William Johnson from IBM was quoted in an interview published last week (NW May 8 1995, and on the web with a URL of http://www.nww.com/ibmqa.html) in answer to a question about the customer confusion level over IBM's TCP/IP Vs. APPN strategy: He said "We tell people and we tell the sales reps to find out what the customer has and if they've made a commitment, stay with that commitment, if it's TCP/IP go with it, if it's APPN, go with it. There's no reason to go in with every new product and try and get them to move." (I do like the way he differentiates between sales reps and people.)

This is good news if it is real. I do not doubt in any way Mr. Johnson's sincerity, but as Don Haile said in response to the same question "Its hard for our sales reps too."

I've been watching the internecine warfare at IBM over this topic for a while now.
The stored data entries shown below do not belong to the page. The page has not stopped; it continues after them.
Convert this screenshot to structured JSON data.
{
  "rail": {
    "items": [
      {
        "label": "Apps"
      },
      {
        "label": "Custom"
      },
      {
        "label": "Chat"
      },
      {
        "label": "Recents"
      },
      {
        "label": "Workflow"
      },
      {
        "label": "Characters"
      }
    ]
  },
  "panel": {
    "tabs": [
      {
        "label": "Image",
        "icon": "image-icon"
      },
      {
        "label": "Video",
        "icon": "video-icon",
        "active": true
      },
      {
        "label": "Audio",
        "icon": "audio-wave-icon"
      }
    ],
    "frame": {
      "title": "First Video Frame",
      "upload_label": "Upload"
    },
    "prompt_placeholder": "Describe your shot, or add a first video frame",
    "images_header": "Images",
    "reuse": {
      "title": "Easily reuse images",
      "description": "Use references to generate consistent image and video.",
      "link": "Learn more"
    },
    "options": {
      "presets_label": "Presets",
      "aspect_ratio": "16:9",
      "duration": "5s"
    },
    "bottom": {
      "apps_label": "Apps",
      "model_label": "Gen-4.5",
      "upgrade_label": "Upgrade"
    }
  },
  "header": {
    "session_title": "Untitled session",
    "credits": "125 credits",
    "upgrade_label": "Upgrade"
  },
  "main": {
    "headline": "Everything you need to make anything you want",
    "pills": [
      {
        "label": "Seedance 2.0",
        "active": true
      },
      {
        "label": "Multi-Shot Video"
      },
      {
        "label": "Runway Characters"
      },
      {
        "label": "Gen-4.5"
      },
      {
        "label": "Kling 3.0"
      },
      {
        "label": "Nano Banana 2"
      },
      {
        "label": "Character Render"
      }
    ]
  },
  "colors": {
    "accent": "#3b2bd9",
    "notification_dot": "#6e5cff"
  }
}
For the past few years there have been two rather separate camps within IBM on the true path to networking nirvana. The old-line SNA people who were embracing APPN with one level of enthusiasm or another, and the TCP/IP group. There were purists on both sides who insisted that anyone who traveled the other road was crazy or a bit worse, even somehow disloyal. There were many more people somewhere in the spectrum between these extremes who felt that both protocols had a place in the IBM portfolio. But the extreme views seemed to dominate the sales pitch in too many cases. This seemed to be more often the case with the anti-TCP/IP faction than the pro.

I watched a presentation by an IBM speaker at the SHARE conference that consisted almost entirely of denunciations of TCP/IP and listing reasons why it could never be useful. No solution to the customers' needs was forthcoming, just a litany of problems. A side note, the symbol of the TCP/IP group at SHARE is the bumble bee. This symbol is in homage to the old saying that aerodynamically a bumble bee can't fly but don't bother telling it that. Bumble bees and TCP/IP seem to be doing quite well in the face of apparent scientific improbability.

Last year I went down to the IBM center in Research Triangle Park North Carolina to give a talk about TCP/IP and the Internet as part of an attempt to get more of IBM responding to customer requests rather than telling the customer what was best for them. It was an interesting experience and I had a good time although I did spend the afternoon with some people who seemed to want to get me to see the true way represented by APPN.

APPN and TCP/IP are two very different protocols. Neither is the best solution to every application. It would seem to me that organizations that have been a pure SNA shop and who will continue to be, in the vernacular, all blue, should seriously consider APPN especially after High Performance Routing (HPR) becomes widely available. It is just as clear to me that a company with little or no SNA and with a deep involvement in the Internet and TCP/IP and has a heterogeneous hardware mix, would find a switch to APPN very difficult, incompatible with the Internet and thus not the right thing to do. The question is what to do in the range of situations between these extremes.

If Johnson & Haile can get the IBM sales force (all of those I have met are people) to explore these inbetween cases in an unbiased way with the customers, it will be far better for IBM and for the data networking community. I wish them luck, but from what I have seen they will also need to show strong leadership and a willingness to slap around some of the long timers.

Disclaimer: Harvard does not do columns other than those with a capital, so these must be my opinions.